Ses mains touchèrent la surface lisse d’un mur. Il le suivit à tâtons, de chaque côté. Il toucha le lavabo qu’il avait vu durant cet instant de vision normale et, guidé par ses mains, il parvint à le distinguer, faiblement, faiblement, rien qu’un contour dans l’écrasante sensation de lumière.
Il trouva le robinet mais aucune eau n’en coula. Il suivit sa courbe mais ne découvrit rien qui fût l’équivalent des poignées normales qui contrôlaient l’écoulement de l’eau. Sous ses doigts, il sentit une plaque rectangulaire, que la sensation un peu rêche distinguait du mur environnant. En glissant les doigts dessus, il appuya, en hésitant, et aussitôt la verdure, qui s’étendait bien au delà du plan vertical du mur, que lui révélaient ses doigts, fut séparée par un filet d’eau tombant d’une certaine hauteur vers ses pieds, dans un grand bruit d’éclaboussures.
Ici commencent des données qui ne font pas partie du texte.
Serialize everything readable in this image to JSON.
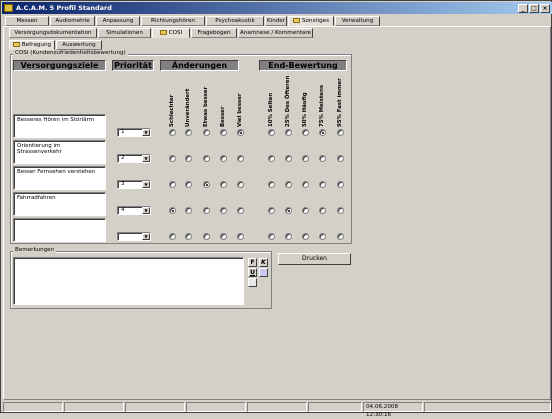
{
  "window": {
    "title": "A.C.A.M. 5 Profil Standard"
  },
  "main_tabs": [
    {
      "label": "Messen"
    },
    {
      "label": "Audiometrie"
    },
    {
      "label": "Anpassung"
    },
    {
      "label": "Richtungshören"
    },
    {
      "label": "Psychoakustik"
    },
    {
      "label": "Kinder"
    },
    {
      "label": "Sonstiges"
    },
    {
      "label": "Verwaltung"
    }
  ],
  "sub_tabs": [
    {
      "label": "Versorgungsdokumentation"
    },
    {
      "label": "Simulationen"
    },
    {
      "label": "COSI"
    },
    {
      "label": "Fragebogen"
    },
    {
      "label": "Anamnese / Kommentare"
    }
  ],
  "inner_tabs": [
    {
      "label": "Befragung"
    },
    {
      "label": "Auswertung"
    }
  ],
  "cosi": {
    "group_title": "COSI (Kundenzufriedenheitsbewertung)",
    "headers": {
      "goals": "Versorgungsziele",
      "priority": "Priorität",
      "changes": "Änderungen",
      "end": "End-Bewertung"
    },
    "change_columns": [
      "Schlechter",
      "Unverändert",
      "Etwas besser",
      "Besser",
      "Viel besser"
    ],
    "end_columns": [
      "10% Selten",
      "25% Des Öfteren",
      "50% Häufig",
      "75% Meistens",
      "95% Fast immer"
    ],
    "rows": [
      {
        "goal": "Besseres Hören im Störlärm",
        "priority": "1",
        "change": 4,
        "end": 3
      },
      {
        "goal": "Orientierung im Strassenverkehr",
        "priority": "2",
        "change": -1,
        "end": -1
      },
      {
        "goal": "Besser Fernsehen verstehen",
        "priority": "3",
        "change": 2,
        "end": -1
      },
      {
        "goal": "Fahrradfahren",
        "priority": "4",
        "change": 0,
        "end": 1
      },
      {
        "goal": "",
        "priority": "",
        "change": -1,
        "end": -1
      }
    ]
  },
  "remarks": {
    "label": "Bemerkungen",
    "text": "",
    "format_buttons": [
      "F",
      "K",
      "U"
    ]
  },
  "print_button": "Drucken",
  "status": {
    "datetime": "04.06.2008 12:30:16"
  }
}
Il fit un bond en arrière, réflexe automatique, mais l’eau n’arriva pas jusqu’à ses pieds. Elle ne cessait pas de couler mais elle n’atteignait pas le sol. Il tendit la main. Ce n’était pas de l’eau mais une illusion d’optique d’eau. Elle ne mouillait pas sa main, il ne sentait rien. Cependant, ses yeux refusaient obstinément de se rendre à l’évidence : ils voyaient de l’eau.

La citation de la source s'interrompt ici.